To my understanding libpq is normally downward compatible, so it may be possible to use libpq17 against all supported older releases

4. Proposals

- The distributors like Fedora, Debian,Ubuntu etc. should be encouraged to update the minor versions IN A TIMELY FASHION like any other upgrades: Minor versions normally don't break anything and often contain security fixes and important bug fixes valuable to all update-willing users of the system. Perhaps somebody deeper involved can support the distributors in this case.

-  PGDG should provide the newest libpq.so (beta or stable) in its common repository starting at the first beta release of a major version.
So everybody can install it separately and test it against its own application. This should ease real world testing alot.

- Due to the downward compatibility of libpq and the difficulty of handling multiple versions on the same machine I propose to always provide the newest libpq (highest stable version and latest beta version) for separate installation.
This should be independend installable from the main packages, much like the Visual runtime libraries for applications under Windows.

The user can choose between the latest stable version (at this time libpq 16.3), the latest beta (at this time libpq 17beta) or the version belonging to its major/minor version.
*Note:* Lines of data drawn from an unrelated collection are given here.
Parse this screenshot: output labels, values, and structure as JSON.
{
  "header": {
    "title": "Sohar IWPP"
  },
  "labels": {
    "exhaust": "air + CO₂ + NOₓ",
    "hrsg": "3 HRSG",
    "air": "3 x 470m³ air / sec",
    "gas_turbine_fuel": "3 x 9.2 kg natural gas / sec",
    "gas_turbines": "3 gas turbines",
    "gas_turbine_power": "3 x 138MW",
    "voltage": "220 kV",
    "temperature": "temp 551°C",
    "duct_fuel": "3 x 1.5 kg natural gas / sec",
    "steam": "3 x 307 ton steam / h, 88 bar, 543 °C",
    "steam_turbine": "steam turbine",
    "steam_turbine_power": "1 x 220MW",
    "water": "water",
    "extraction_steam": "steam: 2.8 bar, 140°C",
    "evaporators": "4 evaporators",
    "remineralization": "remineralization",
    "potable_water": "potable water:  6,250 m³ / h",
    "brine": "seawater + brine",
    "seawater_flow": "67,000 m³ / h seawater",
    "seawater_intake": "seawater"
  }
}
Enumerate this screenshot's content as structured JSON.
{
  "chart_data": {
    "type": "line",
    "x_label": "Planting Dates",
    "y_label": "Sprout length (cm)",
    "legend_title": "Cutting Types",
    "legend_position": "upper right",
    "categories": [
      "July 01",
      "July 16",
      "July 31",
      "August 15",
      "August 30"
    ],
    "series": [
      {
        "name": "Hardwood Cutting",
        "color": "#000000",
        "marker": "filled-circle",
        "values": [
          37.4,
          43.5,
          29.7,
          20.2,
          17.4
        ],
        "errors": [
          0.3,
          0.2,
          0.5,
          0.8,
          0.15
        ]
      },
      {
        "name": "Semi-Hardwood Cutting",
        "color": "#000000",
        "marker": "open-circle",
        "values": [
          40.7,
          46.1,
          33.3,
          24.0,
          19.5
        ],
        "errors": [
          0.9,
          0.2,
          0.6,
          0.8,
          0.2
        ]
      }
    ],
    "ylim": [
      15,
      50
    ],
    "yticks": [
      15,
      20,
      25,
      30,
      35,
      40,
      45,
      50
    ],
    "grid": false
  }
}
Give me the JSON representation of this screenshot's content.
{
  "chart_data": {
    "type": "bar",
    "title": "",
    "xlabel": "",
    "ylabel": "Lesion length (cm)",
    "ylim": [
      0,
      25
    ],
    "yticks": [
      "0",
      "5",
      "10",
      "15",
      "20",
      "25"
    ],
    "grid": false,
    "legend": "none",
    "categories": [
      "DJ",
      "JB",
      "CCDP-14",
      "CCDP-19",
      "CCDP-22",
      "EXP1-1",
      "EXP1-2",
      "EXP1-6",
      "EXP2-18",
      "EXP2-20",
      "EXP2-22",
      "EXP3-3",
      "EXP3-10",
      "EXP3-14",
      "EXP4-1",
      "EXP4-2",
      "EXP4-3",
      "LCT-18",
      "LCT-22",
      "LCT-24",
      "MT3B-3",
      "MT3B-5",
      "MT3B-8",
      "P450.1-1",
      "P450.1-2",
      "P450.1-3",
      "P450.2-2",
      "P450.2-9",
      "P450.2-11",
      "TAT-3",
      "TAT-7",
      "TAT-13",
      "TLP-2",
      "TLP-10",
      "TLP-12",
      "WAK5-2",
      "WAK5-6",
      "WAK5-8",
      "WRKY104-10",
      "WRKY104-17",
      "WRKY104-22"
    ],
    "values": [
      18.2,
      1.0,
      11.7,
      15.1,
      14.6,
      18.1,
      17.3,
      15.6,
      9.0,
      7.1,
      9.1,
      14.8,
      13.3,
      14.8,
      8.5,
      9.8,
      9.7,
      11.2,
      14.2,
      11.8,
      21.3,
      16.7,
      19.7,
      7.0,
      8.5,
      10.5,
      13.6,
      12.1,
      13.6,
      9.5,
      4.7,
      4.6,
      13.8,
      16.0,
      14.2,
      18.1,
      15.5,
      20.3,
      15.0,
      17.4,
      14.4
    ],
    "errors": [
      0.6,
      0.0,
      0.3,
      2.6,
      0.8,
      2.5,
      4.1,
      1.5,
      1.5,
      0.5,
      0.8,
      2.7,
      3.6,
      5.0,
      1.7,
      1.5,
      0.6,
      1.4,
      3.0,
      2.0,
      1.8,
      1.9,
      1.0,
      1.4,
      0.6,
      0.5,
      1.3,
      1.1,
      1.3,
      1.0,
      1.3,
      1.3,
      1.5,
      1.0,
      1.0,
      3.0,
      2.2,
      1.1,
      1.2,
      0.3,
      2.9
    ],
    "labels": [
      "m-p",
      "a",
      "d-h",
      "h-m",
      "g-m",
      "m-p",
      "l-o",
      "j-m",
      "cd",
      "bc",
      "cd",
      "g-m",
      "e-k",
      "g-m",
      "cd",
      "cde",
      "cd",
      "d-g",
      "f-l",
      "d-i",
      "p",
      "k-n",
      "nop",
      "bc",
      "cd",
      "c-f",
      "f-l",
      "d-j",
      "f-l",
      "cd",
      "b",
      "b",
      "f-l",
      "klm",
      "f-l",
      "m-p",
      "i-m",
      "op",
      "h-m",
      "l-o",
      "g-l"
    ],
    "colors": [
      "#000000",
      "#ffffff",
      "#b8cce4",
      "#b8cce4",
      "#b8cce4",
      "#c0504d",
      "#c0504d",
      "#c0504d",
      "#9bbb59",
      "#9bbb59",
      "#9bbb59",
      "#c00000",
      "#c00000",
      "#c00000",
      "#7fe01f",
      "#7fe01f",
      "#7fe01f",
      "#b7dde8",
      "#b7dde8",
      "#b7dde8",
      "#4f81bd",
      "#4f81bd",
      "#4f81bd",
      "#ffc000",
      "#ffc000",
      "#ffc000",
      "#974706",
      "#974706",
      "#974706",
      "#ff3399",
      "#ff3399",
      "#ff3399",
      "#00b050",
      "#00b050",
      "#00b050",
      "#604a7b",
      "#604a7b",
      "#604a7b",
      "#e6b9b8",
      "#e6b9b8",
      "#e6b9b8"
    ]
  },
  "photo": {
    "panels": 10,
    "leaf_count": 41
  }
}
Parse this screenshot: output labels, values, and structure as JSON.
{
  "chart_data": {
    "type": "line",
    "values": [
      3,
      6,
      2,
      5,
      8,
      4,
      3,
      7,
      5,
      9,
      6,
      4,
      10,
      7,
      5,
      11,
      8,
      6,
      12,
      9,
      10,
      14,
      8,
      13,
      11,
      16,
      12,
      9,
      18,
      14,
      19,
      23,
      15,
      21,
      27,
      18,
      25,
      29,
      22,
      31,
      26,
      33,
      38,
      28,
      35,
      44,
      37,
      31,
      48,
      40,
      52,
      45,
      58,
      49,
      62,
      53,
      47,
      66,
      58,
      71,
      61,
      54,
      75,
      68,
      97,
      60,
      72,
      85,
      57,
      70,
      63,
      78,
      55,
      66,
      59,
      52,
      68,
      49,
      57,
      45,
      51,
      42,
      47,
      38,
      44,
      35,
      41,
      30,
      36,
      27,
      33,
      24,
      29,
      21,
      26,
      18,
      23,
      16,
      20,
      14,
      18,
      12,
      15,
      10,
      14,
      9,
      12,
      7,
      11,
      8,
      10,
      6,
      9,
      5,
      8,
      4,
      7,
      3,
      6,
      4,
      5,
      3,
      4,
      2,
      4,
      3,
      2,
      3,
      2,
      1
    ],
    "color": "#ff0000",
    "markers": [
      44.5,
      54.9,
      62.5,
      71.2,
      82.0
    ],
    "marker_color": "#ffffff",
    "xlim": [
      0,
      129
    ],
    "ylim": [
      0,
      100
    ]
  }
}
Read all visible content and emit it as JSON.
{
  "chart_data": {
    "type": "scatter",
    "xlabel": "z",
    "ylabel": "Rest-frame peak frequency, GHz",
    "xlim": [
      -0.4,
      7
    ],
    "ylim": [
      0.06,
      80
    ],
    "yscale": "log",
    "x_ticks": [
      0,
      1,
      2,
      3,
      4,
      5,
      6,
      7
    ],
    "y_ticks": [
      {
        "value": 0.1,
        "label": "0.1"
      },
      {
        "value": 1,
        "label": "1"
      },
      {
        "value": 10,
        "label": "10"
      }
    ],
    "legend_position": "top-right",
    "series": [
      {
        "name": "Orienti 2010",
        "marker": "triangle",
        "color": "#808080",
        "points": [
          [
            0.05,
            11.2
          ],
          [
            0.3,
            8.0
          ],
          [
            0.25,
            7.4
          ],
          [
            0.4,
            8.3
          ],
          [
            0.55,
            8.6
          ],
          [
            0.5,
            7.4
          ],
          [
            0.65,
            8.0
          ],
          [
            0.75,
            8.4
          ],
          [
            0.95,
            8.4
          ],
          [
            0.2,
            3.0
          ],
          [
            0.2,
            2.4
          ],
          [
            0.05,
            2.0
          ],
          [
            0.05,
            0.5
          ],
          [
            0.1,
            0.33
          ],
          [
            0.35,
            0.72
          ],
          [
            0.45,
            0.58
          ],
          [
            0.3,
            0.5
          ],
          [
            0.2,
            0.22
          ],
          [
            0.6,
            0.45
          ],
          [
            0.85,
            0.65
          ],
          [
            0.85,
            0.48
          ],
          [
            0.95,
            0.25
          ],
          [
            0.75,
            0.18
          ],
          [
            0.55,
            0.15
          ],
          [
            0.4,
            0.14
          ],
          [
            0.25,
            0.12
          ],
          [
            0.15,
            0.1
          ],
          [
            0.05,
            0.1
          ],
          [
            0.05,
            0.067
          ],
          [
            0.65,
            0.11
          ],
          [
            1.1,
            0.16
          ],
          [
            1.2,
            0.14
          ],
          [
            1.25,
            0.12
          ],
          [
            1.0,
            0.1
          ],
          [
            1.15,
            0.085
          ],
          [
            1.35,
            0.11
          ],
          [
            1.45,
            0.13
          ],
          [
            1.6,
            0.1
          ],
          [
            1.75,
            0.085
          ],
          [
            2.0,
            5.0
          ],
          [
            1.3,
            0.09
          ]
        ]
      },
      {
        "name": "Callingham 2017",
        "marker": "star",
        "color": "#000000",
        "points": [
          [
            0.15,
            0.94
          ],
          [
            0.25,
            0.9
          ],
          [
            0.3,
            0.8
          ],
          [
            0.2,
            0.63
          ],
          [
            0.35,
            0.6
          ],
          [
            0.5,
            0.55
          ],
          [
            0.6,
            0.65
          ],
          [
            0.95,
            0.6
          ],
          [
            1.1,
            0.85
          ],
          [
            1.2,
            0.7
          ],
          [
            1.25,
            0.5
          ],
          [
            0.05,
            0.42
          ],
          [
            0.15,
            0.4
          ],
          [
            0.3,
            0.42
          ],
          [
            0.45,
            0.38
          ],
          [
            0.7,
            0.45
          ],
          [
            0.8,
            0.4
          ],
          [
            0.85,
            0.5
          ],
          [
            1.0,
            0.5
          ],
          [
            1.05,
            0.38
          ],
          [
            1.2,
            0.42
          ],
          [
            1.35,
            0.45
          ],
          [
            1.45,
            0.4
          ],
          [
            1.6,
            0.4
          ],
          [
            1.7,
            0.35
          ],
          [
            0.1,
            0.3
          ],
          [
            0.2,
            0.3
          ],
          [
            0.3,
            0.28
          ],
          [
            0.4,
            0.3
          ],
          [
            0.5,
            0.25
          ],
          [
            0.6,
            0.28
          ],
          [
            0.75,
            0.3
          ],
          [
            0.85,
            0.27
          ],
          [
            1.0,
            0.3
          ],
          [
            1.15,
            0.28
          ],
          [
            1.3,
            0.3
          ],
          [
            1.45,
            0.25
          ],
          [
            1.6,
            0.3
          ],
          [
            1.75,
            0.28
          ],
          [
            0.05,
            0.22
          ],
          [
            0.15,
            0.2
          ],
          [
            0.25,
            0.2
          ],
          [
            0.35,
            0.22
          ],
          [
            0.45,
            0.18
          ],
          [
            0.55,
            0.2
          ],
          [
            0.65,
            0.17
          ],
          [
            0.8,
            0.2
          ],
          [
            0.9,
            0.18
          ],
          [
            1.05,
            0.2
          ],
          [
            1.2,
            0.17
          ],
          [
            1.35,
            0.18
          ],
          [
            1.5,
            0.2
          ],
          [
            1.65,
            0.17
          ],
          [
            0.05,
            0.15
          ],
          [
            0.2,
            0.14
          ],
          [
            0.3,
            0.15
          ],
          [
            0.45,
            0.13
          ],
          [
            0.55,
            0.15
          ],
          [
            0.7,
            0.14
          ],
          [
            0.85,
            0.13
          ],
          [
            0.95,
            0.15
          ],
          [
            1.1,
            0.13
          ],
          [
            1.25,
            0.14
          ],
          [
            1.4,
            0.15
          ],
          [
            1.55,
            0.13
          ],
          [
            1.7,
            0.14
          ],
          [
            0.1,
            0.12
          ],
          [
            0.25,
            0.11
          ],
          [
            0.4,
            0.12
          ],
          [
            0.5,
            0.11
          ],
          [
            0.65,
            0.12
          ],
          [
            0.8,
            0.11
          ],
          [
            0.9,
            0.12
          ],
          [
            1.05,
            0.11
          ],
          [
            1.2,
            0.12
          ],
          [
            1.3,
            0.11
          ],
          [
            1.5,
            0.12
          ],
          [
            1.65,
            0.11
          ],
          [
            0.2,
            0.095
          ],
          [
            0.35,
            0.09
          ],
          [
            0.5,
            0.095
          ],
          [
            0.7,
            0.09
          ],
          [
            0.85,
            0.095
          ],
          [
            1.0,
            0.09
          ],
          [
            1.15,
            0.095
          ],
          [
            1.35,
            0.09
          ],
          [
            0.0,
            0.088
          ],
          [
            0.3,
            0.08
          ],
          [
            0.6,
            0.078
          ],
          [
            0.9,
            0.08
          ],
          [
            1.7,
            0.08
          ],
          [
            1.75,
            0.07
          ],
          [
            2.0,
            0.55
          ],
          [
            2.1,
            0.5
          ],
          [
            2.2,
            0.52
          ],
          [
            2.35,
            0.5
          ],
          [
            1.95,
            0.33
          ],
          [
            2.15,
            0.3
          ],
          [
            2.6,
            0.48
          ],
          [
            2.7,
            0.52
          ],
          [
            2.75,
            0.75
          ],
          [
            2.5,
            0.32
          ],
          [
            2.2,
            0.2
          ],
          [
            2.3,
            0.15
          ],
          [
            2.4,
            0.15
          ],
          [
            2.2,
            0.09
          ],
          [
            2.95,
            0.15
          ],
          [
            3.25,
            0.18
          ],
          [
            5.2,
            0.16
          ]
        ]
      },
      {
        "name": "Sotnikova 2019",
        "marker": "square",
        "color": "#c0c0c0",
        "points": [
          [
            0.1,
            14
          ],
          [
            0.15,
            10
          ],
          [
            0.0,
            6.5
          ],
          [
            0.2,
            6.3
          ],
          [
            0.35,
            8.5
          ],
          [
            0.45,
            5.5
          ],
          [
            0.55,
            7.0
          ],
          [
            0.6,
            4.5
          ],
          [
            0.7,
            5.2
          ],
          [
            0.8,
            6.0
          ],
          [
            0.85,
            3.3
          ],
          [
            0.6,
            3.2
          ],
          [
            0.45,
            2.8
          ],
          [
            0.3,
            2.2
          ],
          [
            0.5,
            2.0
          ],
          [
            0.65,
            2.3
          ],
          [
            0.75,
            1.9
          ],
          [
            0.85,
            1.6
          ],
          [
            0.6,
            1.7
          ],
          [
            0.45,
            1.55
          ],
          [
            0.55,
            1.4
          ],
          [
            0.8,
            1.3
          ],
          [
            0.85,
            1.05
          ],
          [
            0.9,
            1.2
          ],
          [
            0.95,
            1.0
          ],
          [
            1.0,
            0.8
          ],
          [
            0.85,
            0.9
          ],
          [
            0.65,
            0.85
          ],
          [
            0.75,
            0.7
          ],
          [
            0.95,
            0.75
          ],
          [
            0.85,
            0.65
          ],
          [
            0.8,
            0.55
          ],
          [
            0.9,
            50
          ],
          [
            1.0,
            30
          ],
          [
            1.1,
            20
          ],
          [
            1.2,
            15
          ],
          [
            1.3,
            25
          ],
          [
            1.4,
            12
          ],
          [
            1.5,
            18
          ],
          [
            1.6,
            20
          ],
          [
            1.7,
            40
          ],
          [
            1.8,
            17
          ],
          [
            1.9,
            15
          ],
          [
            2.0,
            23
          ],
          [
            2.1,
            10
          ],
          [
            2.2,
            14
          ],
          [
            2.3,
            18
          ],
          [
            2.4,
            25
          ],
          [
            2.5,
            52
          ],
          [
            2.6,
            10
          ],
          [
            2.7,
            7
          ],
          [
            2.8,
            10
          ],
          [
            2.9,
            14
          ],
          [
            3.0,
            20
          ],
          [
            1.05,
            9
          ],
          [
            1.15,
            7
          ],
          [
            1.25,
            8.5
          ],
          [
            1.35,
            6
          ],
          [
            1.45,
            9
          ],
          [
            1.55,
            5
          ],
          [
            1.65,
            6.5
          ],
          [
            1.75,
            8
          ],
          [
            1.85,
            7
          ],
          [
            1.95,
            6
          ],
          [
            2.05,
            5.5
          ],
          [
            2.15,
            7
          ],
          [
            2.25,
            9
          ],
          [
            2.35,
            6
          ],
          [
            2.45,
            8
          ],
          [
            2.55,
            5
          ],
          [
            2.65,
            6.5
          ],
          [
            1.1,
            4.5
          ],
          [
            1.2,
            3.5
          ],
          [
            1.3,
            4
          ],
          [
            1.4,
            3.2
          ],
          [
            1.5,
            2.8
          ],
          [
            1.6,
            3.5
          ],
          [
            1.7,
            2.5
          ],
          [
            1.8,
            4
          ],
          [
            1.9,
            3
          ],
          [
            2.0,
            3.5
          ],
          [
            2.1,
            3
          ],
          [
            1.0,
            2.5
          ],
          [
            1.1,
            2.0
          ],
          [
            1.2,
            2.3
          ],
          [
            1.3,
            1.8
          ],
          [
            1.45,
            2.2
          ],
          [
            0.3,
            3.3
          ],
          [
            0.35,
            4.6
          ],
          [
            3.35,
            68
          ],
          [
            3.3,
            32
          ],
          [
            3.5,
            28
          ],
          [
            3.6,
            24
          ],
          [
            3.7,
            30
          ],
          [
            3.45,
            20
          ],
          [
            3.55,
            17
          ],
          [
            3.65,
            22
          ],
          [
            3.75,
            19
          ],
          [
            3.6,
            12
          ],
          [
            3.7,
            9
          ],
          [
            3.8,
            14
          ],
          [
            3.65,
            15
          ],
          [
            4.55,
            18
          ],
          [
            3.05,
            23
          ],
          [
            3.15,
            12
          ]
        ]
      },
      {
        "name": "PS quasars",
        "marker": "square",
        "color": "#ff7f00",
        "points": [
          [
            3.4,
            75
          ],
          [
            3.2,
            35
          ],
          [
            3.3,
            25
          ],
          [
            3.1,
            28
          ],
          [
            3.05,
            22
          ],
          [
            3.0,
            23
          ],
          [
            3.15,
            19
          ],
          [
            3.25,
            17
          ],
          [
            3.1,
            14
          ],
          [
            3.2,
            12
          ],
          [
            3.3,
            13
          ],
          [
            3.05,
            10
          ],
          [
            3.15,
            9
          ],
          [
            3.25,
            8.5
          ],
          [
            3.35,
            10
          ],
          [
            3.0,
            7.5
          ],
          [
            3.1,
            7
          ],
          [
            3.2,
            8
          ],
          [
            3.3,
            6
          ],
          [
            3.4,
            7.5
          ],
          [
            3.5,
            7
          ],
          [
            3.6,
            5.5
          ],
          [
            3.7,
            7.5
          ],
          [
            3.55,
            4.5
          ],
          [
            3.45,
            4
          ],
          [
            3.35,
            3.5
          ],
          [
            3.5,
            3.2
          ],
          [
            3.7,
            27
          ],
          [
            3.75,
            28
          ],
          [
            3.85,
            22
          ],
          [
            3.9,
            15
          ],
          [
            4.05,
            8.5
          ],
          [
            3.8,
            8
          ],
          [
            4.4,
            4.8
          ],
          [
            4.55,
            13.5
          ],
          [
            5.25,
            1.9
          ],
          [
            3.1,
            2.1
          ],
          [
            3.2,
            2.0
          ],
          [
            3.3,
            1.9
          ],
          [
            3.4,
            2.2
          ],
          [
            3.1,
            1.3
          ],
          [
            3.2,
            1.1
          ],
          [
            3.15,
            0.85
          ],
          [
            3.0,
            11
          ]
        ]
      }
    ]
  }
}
This should be documented and be easyly changeable.

The buildfarm could be run always with the most current version. libpq could be thought of a separate product as base for all client applications.

5. Solving the problem

I don't know how to solve the problem in an official way.

I haven't tried manual changes in the system (copying binaries, changing symbolic links, making own packages etc.)

I am able to access the test database from outside (from a windows psql client of pg17b1), but this is not very practical.

The same problem occurs on my other machine running Fedora 39 and should occur in many other distributions also.

I think a self compiled version of postgres should be self-confined and ready to run for testing.


Any thoughts?

Hans Buschmann






 

Hans Buschmann <buschmann@nidsa.net> writes:
> When I tried to connect to the restored database with psql \c I got:
> ...
> postgres=# \c cpsdb
> pgbeta/bin/psql: symbol lookup error: pgbeta/bin/psql: undefined symbol: PQsocketPoll

> (To my understanding) the problem comes from incompatible libpq.so libraries on the system.

Right, you must have a v16-or-earlier libpq lying around somewhere,
and psql has bound to that not to the beta-test version.
PQsocketPoll is new in v17.

> - Why doesn't psql use the just created lib64/libpq.so.5.17 from ninja install?

It's on you to ensure that happens, especially on Linux systems which
have a strong bias towards pulling libraries from /usr/lib[64].
Normally our --enable-rpath option is sufficient; while that's
default in an autoconf-based build, I'm not sure that it is
in a meson build.  Also, if your beta libpq is not where the
rpath option expected it to get installed, the linker will silently
fall back to /usr/lib[64].

> The loading of the locally available libpq.so should always have priority over a system wide in /usr/lib64

Tell it to the Linux developers --- they think the opposite.
Likewise, all of your other proposals need to be addressed to
the various distros' packagers; this is not the place to complain.

The main thing that is bothering me about the behavior you
describe is that it didn't fail until psql actually tried to
call PQsocketPoll.  (AFAICT from a quick look, that occurs
during \c but not during the startup connection.)  I had thought
that we select link options that result in early binding and
hence startup-time failure for a case like this.  I can confirm
though that this acts as described on my RHEL8 box if I force
current psql to link to v16 libpq, so either we've broken that
or it never did apply to frontend programs.  But it doesn't
seem to me to be a great thing for it to behave like this.
You could easily miss that you have a broken setup until
after you deploy it.

            regards, tom lane